Dimensions of Horror doesn’t really seem to change much of the formula outlined on their debut album Savage Land and, really, it doesn’t need to. The group’s mixture of so-cal input over traditional Death with goregrind influence and atmospheres from the likes of Exhumed is nothing to scoff at, especially on this follow-up EP. This effort still lingers in the raw aesthetic, and it works for the most part, though ends up a bit too muffled to truly be effective. What excitement is often present can sometimes feel held back by the mild thud of the bass kicks or limp sounding guitar work, primarily in the leads. It’s not bad, it just doesn’t quite have the spark necessary to make the dismal hostility presented on this offering one that really stands out as being more than just not carbon copy of the classic metal realm. Instead it seems like a third or even fourth generation bootleg cassette you might find being sold on the streets of New York back in the day.

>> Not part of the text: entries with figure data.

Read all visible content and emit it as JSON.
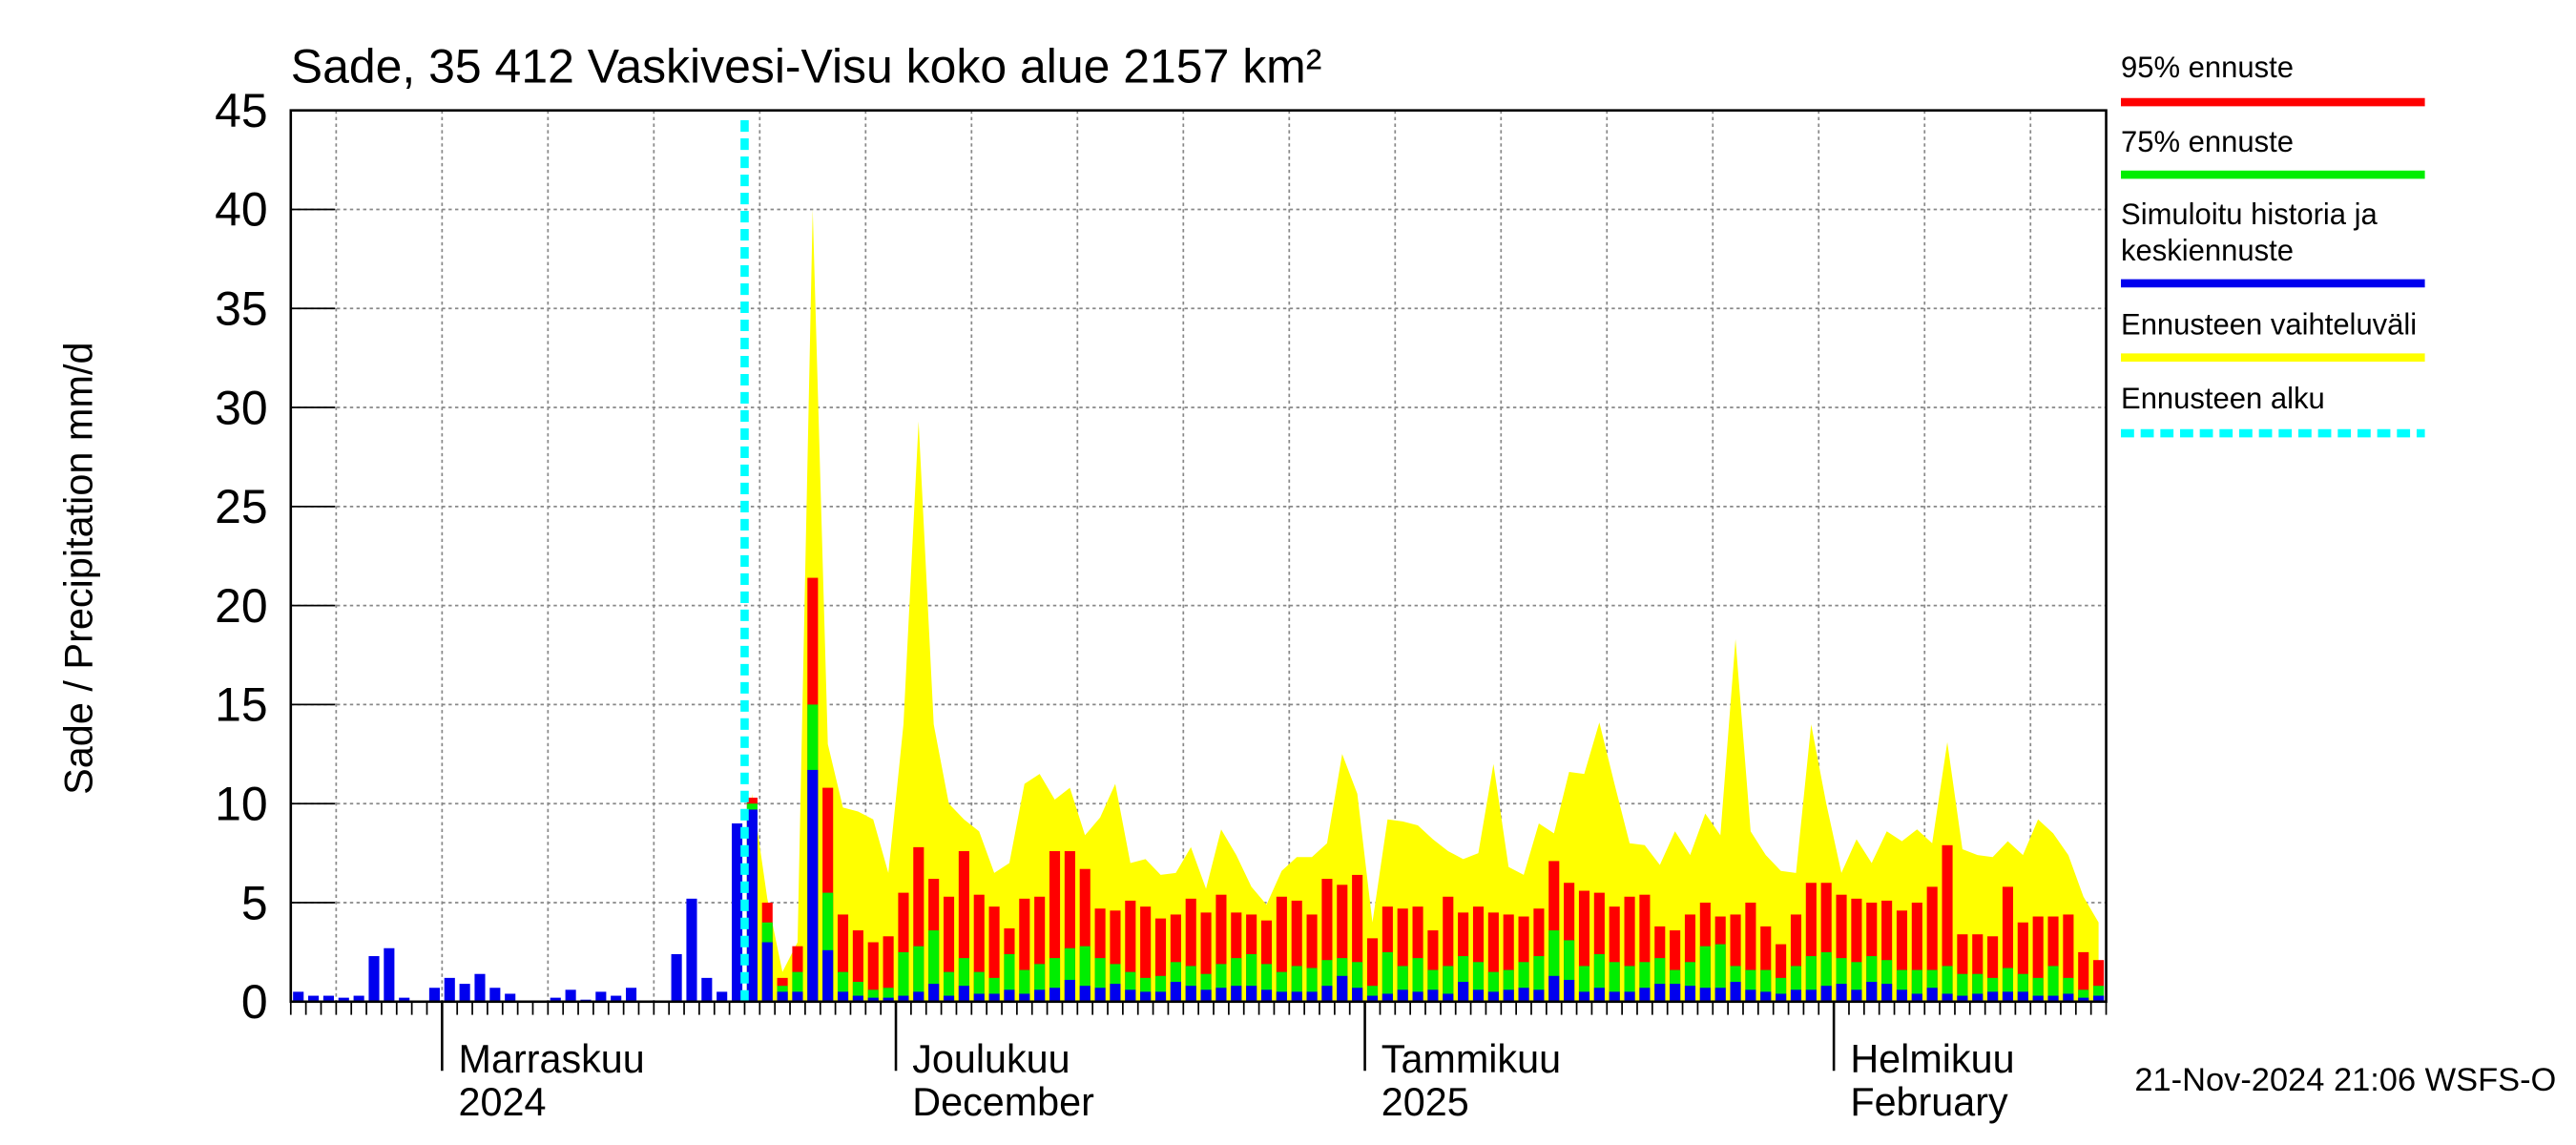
{
  "chart_data": {
    "type": "bar",
    "title": "Sade, 35 412 Vaskivesi-Visu koko alue 2157 km²",
    "y_label": "Sade / Precipitation   mm/d",
    "footer": "21-Nov-2024 21:06 WSFS-O",
    "xlim": [
      0,
      120
    ],
    "xticks": [
      {
        "value": 10,
        "label": "Marraskuu"
      },
      {
        "value": 40,
        "label": "Joulukuu"
      },
      {
        "value": 71,
        "label": "Tammikuu"
      },
      {
        "value": 102,
        "label": "Helmikuu"
      }
    ],
    "x_sublabels": [
      "2024",
      "December",
      "2025",
      "February"
    ],
    "xgrid": [
      3,
      10,
      17,
      24,
      31,
      38,
      45,
      52,
      59,
      66,
      73,
      80,
      87,
      94,
      101,
      108,
      115
    ],
    "ylim": [
      0,
      45
    ],
    "yticks": [
      0,
      5,
      10,
      15,
      20,
      25,
      30,
      35,
      40,
      45
    ],
    "grid": true,
    "x": [
      0,
      1,
      2,
      3,
      4,
      5,
      6,
      7,
      8,
      9,
      10,
      11,
      12,
      13,
      14,
      15,
      16,
      17,
      18,
      19,
      20,
      21,
      22,
      23,
      24,
      25,
      26,
      27,
      28,
      29,
      30,
      31,
      32,
      33,
      34,
      35,
      36,
      37,
      38,
      39,
      40,
      41,
      42,
      43,
      44,
      45,
      46,
      47,
      48,
      49,
      50,
      51,
      52,
      53,
      54,
      55,
      56,
      57,
      58,
      59,
      60,
      61,
      62,
      63,
      64,
      65,
      66,
      67,
      68,
      69,
      70,
      71,
      72,
      73,
      74,
      75,
      76,
      77,
      78,
      79,
      80,
      81,
      82,
      83,
      84,
      85,
      86,
      87,
      88,
      89,
      90,
      91,
      92,
      93,
      94,
      95,
      96,
      97,
      98,
      99,
      100,
      101,
      102,
      103,
      104,
      105,
      106,
      107,
      108,
      109,
      110,
      111,
      112,
      113,
      114,
      115,
      116,
      117,
      118,
      119
    ],
    "series": [
      {
        "name": "95% ennuste",
        "color": "#ff0000",
        "kind": "bar",
        "values": [
          null,
          null,
          null,
          null,
          null,
          null,
          null,
          null,
          null,
          null,
          null,
          null,
          null,
          null,
          null,
          null,
          null,
          null,
          null,
          null,
          null,
          null,
          null,
          null,
          null,
          null,
          null,
          null,
          null,
          null,
          10.3,
          5,
          1.2,
          2.8,
          21.4,
          10.8,
          4.4,
          3.6,
          3,
          3.3,
          5.5,
          7.8,
          6.2,
          5.3,
          7.6,
          5.4,
          4.8,
          3.7,
          5.2,
          5.3,
          7.6,
          7.6,
          6.7,
          4.7,
          4.6,
          5.1,
          4.8,
          4.2,
          4.4,
          5.2,
          4.5,
          5.4,
          4.5,
          4.4,
          4.1,
          5.3,
          5.1,
          4.4,
          6.2,
          5.9,
          6.4,
          3.2,
          4.8,
          4.7,
          4.8,
          3.6,
          5.3,
          4.5,
          4.8,
          4.5,
          4.4,
          4.3,
          4.7,
          7.1,
          6,
          5.6,
          5.5,
          4.8,
          5.3,
          5.4,
          3.8,
          3.6,
          4.4,
          5,
          4.3,
          4.4,
          5,
          3.8,
          2.9,
          4.4,
          6,
          6,
          5.4,
          5.2,
          5,
          5.1,
          4.6,
          5,
          5.8,
          7.9,
          3.4,
          3.4,
          3.3,
          5.8,
          4,
          4.3,
          4.3,
          4.4,
          2.5,
          2.1
        ]
      },
      {
        "name": "75% ennuste",
        "color": "#00ee00",
        "kind": "bar",
        "values": [
          null,
          null,
          null,
          null,
          null,
          null,
          null,
          null,
          null,
          null,
          null,
          null,
          null,
          null,
          null,
          null,
          null,
          null,
          null,
          null,
          null,
          null,
          null,
          null,
          null,
          null,
          null,
          null,
          null,
          null,
          10,
          4,
          0.8,
          1.5,
          15,
          5.5,
          1.5,
          1,
          0.6,
          0.7,
          2.5,
          2.8,
          3.6,
          1.5,
          2.2,
          1.5,
          1.2,
          2.4,
          1.6,
          1.9,
          2.2,
          2.7,
          2.8,
          2.2,
          1.9,
          1.5,
          1.2,
          1.3,
          2,
          1.8,
          1.4,
          1.9,
          2.2,
          2.4,
          1.9,
          1.5,
          1.8,
          1.7,
          2.1,
          2.2,
          2,
          0.8,
          2.5,
          1.8,
          2.2,
          1.6,
          1.8,
          2.3,
          2,
          1.5,
          1.6,
          2,
          2.3,
          3.6,
          3.1,
          1.8,
          2.4,
          2,
          1.8,
          2,
          2.2,
          1.6,
          2,
          2.8,
          2.9,
          1.8,
          1.6,
          1.6,
          1.2,
          1.8,
          2.3,
          2.5,
          2.2,
          2,
          2.3,
          2.1,
          1.6,
          1.6,
          1.6,
          1.8,
          1.4,
          1.4,
          1.2,
          1.7,
          1.4,
          1.2,
          1.8,
          1.2,
          0.6,
          0.8
        ]
      },
      {
        "name": "Simuloitu historia ja keskiennuste",
        "color": "#0000ee",
        "kind": "bar",
        "values": [
          0.5,
          0.3,
          0.3,
          0.2,
          0.3,
          2.3,
          2.7,
          0.2,
          0,
          0.7,
          1.2,
          0.9,
          1.4,
          0.7,
          0.4,
          0,
          0,
          0.2,
          0.6,
          0.1,
          0.5,
          0.3,
          0.7,
          0,
          0,
          2.4,
          5.2,
          1.2,
          0.5,
          9,
          9.7,
          3,
          0.5,
          0.5,
          11.7,
          2.6,
          0.5,
          0.3,
          0.2,
          0.2,
          0.3,
          0.5,
          0.9,
          0.3,
          0.8,
          0.4,
          0.4,
          0.6,
          0.4,
          0.6,
          0.7,
          1.1,
          0.8,
          0.7,
          0.9,
          0.6,
          0.5,
          0.5,
          1,
          0.8,
          0.6,
          0.7,
          0.8,
          0.8,
          0.6,
          0.5,
          0.5,
          0.5,
          0.8,
          1.3,
          0.7,
          0.3,
          0.4,
          0.6,
          0.5,
          0.6,
          0.4,
          1,
          0.6,
          0.5,
          0.6,
          0.7,
          0.6,
          1.3,
          1.1,
          0.5,
          0.7,
          0.5,
          0.5,
          0.7,
          0.9,
          0.9,
          0.8,
          0.7,
          0.7,
          1,
          0.6,
          0.5,
          0.4,
          0.6,
          0.6,
          0.8,
          0.9,
          0.6,
          1,
          0.9,
          0.6,
          0.4,
          0.7,
          0.4,
          0.3,
          0.4,
          0.5,
          0.5,
          0.5,
          0.3,
          0.3,
          0.4,
          0.2,
          0.3
        ]
      },
      {
        "name": "Ennusteen vaihteluväli",
        "color": "#ffff00",
        "kind": "area",
        "values": [
          null,
          null,
          null,
          null,
          null,
          null,
          null,
          null,
          null,
          null,
          null,
          null,
          null,
          null,
          null,
          null,
          null,
          null,
          null,
          null,
          null,
          null,
          null,
          null,
          null,
          null,
          null,
          null,
          null,
          null,
          10.5,
          5.2,
          1.5,
          3,
          40,
          13,
          9.8,
          9.6,
          9.2,
          6.5,
          14,
          29.3,
          14,
          10,
          9.2,
          8.6,
          6.5,
          7,
          11,
          11.5,
          10.2,
          10.8,
          8.4,
          9.3,
          11,
          7,
          7.2,
          6.4,
          6.5,
          7.8,
          5.7,
          8.7,
          7.4,
          5.8,
          4.9,
          6.6,
          7.3,
          7.3,
          8,
          12.5,
          10.5,
          4,
          9.2,
          9.1,
          8.9,
          8.2,
          7.6,
          7.2,
          7.5,
          12,
          6.8,
          6.4,
          9,
          8.5,
          11.6,
          11.5,
          14.1,
          11,
          8,
          7.9,
          6.9,
          8.6,
          7.4,
          9.5,
          8.4,
          18.3,
          8.6,
          7.4,
          6.6,
          6.5,
          14,
          10,
          6.5,
          8.2,
          7,
          8.6,
          8.1,
          8.7,
          8,
          13.1,
          7.7,
          7.4,
          7.3,
          8.1,
          7.4,
          9.2,
          8.5,
          7.4,
          5.3,
          4
        ]
      }
    ],
    "forecast_start": {
      "name": "Ennusteen alku",
      "x": 30,
      "color": "#00ffff"
    }
  }
}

That said, the music itself can still be catchy at the very least. “Forces of Death” is your standard slab of death metal with some thrash metal layered over it. It isn’t too fast outside the solid guitar solo fans of Vader and early Pestilence will easily approve of. Meanwhile you also get like “Raped by Darkness” with its darker bouts of old-school death metal bands like Autopsy and Fleshcrawl would unleash. The same can be said for “Hellbound”, one of the few tracks that manages to break the limited impact of the audio quality and get your blood pumping during the faster segments, of which there are plenty coupled with crossover tenacity and solid fills from the drum kit.
“Dimensions of Horror” has some good technicality in the guitars, as well as just the timing in general. One minute the track is abrasive, the next it becomes brooding and haunting, as if Possessed and Cathedral came together, and this performance is their offspring. The thrash riffs sound great as well, especially with some of the leads, but again the muffled tone takes away a good chunk of the bite. Another prime example is “Seven Doors”, a nostalgic romp that kicks right in with riffs on par with something you’d expect to hear on MTV’s original Headbanger’s Ball. Infectious and sometimes eerie, this track takes it’s time to dissect the listener, but the full impact is only diluted due to the aforementioned audio issue.
Dimensions of Horror is yet another nod to the glory days of death metal, but it isn’t so much a carbon copy of the eighties to early nineties. Yes, that input is there, but Gruesome manage to take their inspirations and weave them into one cohesive sound with an abundance of southern California flair for good measure. The problem is that the EP itself just doesn’t capture the full enthusiasm this four-piece clearly brought into the studio with them. There’s just enough bite in the surprisingly dull mastering to get your head bobbing along, maybe a song or two that will make you want to kick up a circle pit, but that’s about where it stands. Hopefully Gruesome go elsewhere for their next effort, as Dimensions of Horror just comes off a bit too forced into the revival movement, which is detrimental enough to keep it from having that lasting appeal Savage Land had.